The online industry has been told repeatedly over the years that if they didn't create a coherent policy protecting user privacy themselves, the federal government would make the policy for them. After years of dithering, the final straw appears to have made contact with the camel, as the Federal Trade Commission and various state agencies stepped in last week to inquire as to what exactly DoubleClick and Alexa think they're doing with Web surfers' personal information.

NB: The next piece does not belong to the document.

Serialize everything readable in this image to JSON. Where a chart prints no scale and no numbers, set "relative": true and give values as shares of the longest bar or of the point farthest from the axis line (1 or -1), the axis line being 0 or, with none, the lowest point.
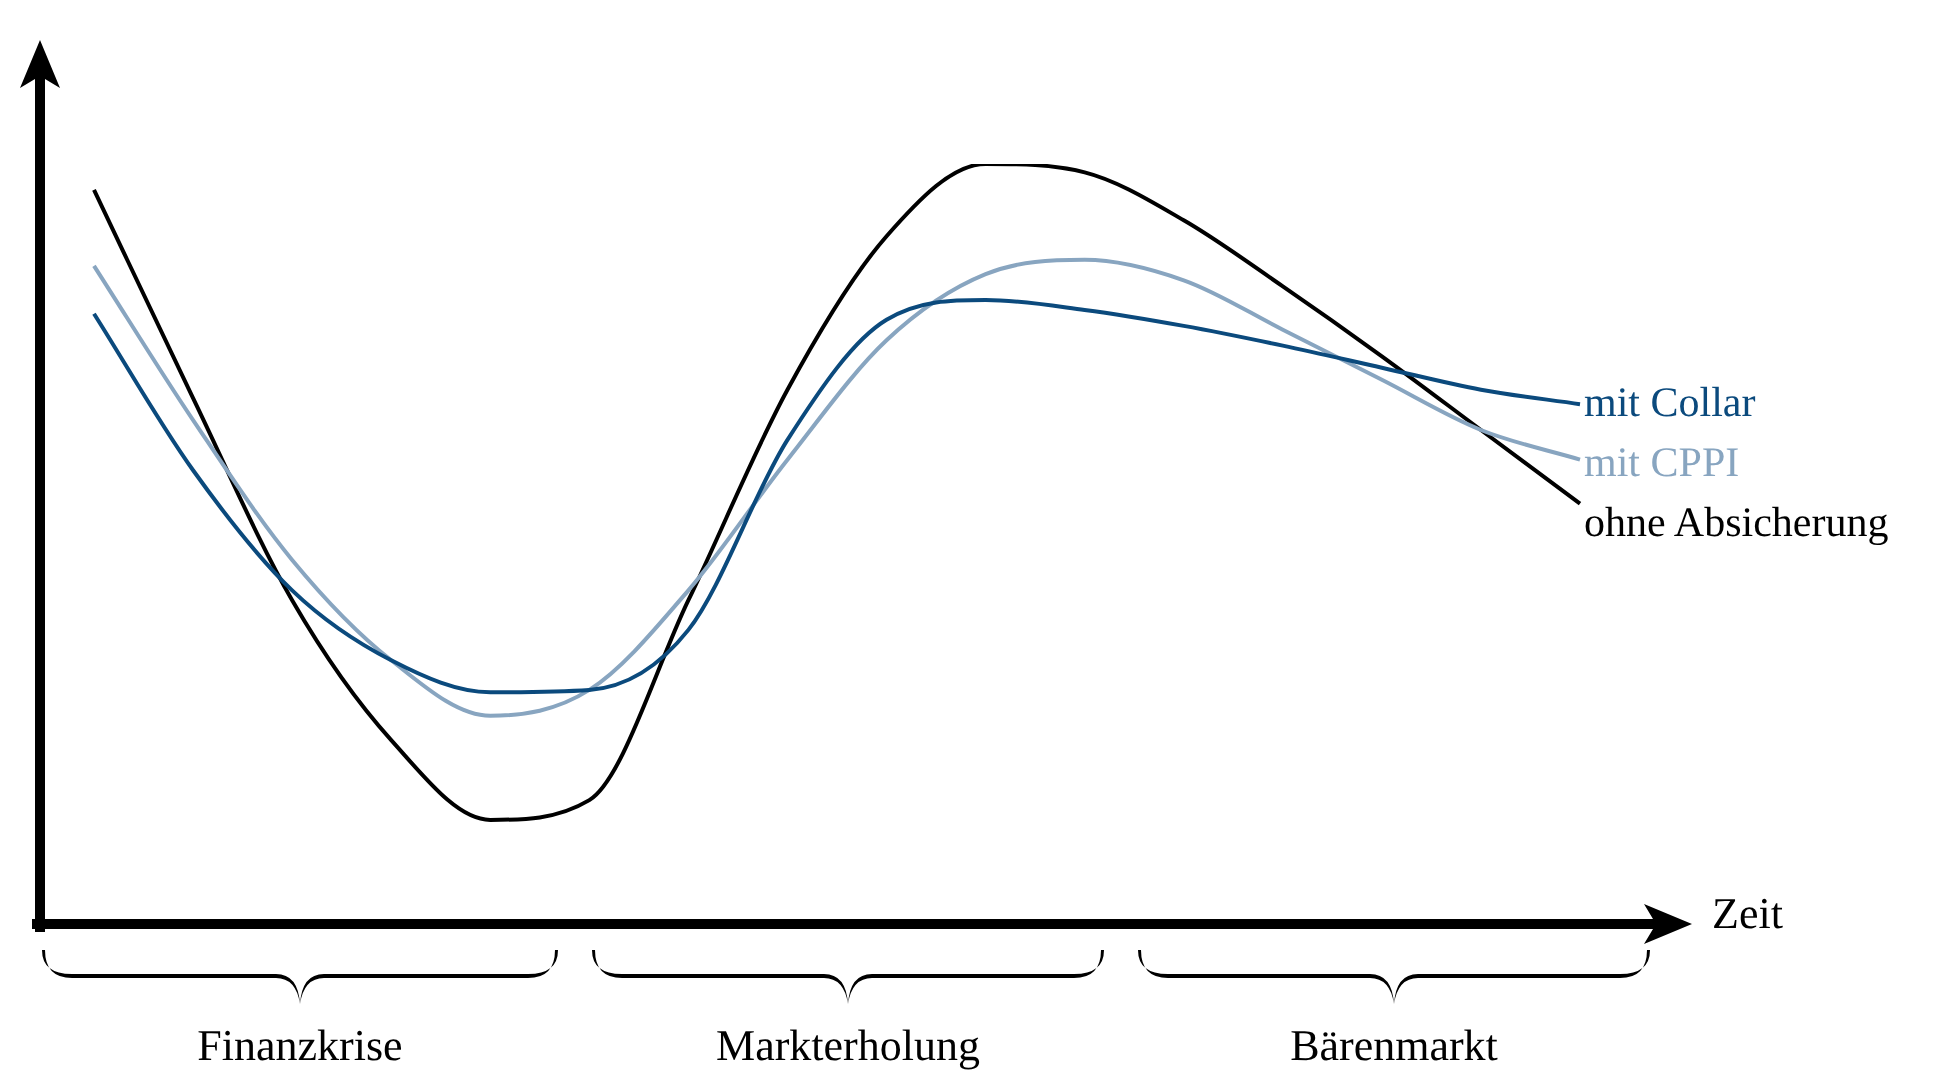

Alexa Internet, a division of Amazon and the power behind that site's zBubbles shopping add-on, has been accused in two civil lawsuits (both of which seek class-action status) of collecting far more information than they admit to and of passing that information on to third parties (and Amazon). If the allegations were true, Alexa would be in violation of both the Electronic Communications Privacy Act and the Computer Fraud and Abuse Act, not to mention Amazon's stated privacy policies. Amazon spokespeople deny everything.
New York-based DoubleClick, meanwhile, also faces FTC scrutiny for their ability to cross-reference information on individual surfers' habits with their recently acquired Abacus Online database of name and address information, demographic data, and shopping history (retail, catalog, and online). In addition, attorneys general in states including New York and Michigan are conducting informal inquiries into DoubleClick's collection practices, similar to the scrutiny Alexa is undergoing.
Many observers consider the DoubleClick investigation more significant in potential impact—in contrast to Alexa, which the user chooses to load and use (however ill-informed they may be about the consequences), the average user doesn't do anything to end up in DoubleClick's database. (Entering information in the Abacus database is voluntary, though much of it is gathered through order and registration forms by sites that may be less than clear about the destination of the data.)
DoubleClick has responded to the inquiry with an aggressive "Internet Privacy Education Campaign," claiming, among other things, that enabling user-targeted advertising keeps the Net free for consumer use. (This theory, of course, presupposes that anyone is looking at those ads. Surveys show that consumers are generally ignoring ads, leading observers to wonder exactly who DoubleClick is trying to convince.) More substantially, the company has also announced that PricewaterhouseCoopers will be conducting audits of DoubleClick's privacy practices.